Research area/discipline: Data Science
Prerequisites: Software Engineering, Programming in Python, Machine Learning
Wild birds are a thread for free-range poultry flocks, because they can have direct or indirect contact with chickens in the outdoor facility, enabling transmission of contagious animal diseases like bird flu causing severe outbreaks leading to complete depopulation of the farm. To monitor which, where, when and how often wild fauna visit the outdoor facility, a total of eight 1.3 Mpx TruVision IP 1/3" CMOS video-cameras were installed by researchers of Wageningen Bioveterinary Research. Cameras were connected to a TruVision NVR10 network video recorder with HDMI/VGA video-output and a 4TB hard disk for storage. The cameras were equipped with IR LEDs enabling night-recording. Recording was done at a speed of 2 frames/sec, 24 hr/day, 7 days/week, enabling recording of about 30 observation days per recorder before a recorder had to be refreshed. From these video recordings it could be concluded which type of wild species are visiting when, for how long, and with what numbers the outdoor facility during the year. Because these videos have to be inspected by the human eye being very labor intensive, this hinders useful applications of video cameras for animal monitoring. However, smart cameras are used more and more for automatic object detection. Therefore, it should be feasible to use these WBVR video-data to build an automatic monitoring system with classification and localization of the relevant types of wild animals.
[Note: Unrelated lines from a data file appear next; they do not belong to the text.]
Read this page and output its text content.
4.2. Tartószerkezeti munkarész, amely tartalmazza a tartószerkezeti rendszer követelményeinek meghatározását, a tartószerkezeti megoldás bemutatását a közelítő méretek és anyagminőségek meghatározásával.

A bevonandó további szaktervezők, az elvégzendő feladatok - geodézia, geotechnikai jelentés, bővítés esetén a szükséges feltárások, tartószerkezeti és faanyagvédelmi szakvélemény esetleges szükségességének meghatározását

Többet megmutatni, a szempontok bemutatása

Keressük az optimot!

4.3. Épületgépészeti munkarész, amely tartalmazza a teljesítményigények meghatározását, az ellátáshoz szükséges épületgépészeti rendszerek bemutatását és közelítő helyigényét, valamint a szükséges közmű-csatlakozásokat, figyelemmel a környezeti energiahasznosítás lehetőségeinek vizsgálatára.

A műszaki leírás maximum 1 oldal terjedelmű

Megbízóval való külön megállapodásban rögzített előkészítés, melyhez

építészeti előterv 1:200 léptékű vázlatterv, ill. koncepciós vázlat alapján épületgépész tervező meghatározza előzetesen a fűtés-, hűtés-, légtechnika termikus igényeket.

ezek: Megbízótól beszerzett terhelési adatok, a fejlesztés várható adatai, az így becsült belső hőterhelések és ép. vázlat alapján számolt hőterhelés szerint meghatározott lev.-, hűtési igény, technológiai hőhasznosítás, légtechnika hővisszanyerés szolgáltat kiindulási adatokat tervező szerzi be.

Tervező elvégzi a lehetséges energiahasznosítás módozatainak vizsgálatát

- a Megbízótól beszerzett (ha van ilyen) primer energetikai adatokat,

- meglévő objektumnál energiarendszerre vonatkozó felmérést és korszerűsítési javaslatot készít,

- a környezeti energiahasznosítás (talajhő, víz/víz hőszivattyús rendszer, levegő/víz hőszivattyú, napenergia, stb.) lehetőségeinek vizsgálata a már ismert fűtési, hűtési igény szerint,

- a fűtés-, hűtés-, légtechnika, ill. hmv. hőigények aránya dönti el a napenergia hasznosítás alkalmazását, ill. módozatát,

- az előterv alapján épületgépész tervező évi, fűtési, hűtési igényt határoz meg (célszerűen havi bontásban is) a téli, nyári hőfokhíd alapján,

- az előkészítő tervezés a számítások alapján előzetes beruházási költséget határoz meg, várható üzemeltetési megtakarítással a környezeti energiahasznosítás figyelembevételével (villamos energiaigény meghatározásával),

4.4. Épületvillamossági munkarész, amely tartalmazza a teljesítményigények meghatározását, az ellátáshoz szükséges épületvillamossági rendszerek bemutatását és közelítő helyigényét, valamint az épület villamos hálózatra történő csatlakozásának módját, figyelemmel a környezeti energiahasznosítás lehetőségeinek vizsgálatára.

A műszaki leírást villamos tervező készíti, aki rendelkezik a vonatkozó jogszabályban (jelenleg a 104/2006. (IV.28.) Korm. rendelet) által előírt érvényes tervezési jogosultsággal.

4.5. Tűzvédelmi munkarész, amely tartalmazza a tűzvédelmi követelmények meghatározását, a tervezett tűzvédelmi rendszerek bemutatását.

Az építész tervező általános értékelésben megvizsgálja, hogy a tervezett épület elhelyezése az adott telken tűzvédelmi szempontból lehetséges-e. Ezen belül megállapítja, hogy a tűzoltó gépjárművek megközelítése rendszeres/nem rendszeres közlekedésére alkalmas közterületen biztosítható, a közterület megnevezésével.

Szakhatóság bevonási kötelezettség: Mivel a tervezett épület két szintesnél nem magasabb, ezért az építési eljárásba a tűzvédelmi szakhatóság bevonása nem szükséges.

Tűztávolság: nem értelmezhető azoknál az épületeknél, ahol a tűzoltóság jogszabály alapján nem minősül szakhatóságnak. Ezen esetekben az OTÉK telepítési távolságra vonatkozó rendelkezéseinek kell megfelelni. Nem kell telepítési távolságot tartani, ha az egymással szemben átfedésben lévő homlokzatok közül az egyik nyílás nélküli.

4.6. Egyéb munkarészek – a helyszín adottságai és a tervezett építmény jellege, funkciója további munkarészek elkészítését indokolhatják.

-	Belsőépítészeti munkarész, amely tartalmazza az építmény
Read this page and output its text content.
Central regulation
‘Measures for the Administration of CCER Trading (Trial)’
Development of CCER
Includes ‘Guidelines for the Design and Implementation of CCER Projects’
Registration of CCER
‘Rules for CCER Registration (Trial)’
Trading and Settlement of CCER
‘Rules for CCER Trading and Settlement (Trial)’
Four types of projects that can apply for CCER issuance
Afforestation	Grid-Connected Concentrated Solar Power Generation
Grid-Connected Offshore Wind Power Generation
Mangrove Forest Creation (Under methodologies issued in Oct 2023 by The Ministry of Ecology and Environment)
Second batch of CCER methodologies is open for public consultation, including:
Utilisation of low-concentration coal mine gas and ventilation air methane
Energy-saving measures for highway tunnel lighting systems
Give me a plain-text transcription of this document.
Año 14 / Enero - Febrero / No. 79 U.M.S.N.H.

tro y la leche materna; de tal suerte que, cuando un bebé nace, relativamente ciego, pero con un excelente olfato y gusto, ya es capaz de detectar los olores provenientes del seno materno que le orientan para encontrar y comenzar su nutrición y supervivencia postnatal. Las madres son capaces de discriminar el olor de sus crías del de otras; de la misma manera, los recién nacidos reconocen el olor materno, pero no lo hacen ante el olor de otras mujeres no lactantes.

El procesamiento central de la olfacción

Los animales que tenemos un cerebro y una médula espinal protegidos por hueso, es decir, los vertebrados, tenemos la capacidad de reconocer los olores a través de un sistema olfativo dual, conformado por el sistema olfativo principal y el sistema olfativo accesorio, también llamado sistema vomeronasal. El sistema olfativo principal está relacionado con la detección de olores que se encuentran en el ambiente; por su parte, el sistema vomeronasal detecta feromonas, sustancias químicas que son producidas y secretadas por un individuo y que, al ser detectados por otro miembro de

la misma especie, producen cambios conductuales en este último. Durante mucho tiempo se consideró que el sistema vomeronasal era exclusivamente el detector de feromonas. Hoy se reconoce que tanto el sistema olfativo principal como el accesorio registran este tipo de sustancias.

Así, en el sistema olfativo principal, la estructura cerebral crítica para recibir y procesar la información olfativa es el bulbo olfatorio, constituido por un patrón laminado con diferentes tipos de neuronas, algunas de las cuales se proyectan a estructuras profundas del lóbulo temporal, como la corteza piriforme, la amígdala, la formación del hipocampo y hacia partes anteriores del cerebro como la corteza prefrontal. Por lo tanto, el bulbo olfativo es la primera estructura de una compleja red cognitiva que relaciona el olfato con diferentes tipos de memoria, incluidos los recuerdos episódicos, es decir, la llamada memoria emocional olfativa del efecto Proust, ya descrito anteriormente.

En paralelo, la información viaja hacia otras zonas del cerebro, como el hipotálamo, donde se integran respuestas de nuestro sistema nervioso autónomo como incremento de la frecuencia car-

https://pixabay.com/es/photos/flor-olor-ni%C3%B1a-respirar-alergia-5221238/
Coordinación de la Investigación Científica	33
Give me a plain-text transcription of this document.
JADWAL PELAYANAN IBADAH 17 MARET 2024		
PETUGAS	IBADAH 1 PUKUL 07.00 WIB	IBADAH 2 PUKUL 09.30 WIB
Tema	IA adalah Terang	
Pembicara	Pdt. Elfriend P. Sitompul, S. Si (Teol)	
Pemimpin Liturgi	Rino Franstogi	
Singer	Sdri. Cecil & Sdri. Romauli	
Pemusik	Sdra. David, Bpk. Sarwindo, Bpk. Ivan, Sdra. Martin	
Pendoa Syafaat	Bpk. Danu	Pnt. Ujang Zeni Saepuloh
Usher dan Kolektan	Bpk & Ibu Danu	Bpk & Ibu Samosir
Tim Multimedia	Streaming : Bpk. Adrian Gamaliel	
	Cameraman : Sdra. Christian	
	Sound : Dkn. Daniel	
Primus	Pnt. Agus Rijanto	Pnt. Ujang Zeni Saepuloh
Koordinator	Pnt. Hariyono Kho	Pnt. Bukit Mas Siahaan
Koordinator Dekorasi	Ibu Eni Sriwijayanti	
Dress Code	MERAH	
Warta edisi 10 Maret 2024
To provide an working and applicable automatic wild animal video-monitoring, an artificial neural network should be trained to classify and localize the relevant types wild animals and distinguish them from the chicken flock. For this analysis, the video-recordings of WBVR should be used in combination with general available images of the relevant wild types. To enable this, the video recordings of WBVR should be downloaded from the data-recorders and put on easy accessible disks space. The trained object detection network should be importable in the software packages R and Mathematica to facilitate the detection of visiting moments and number of visits for each type of wild animal.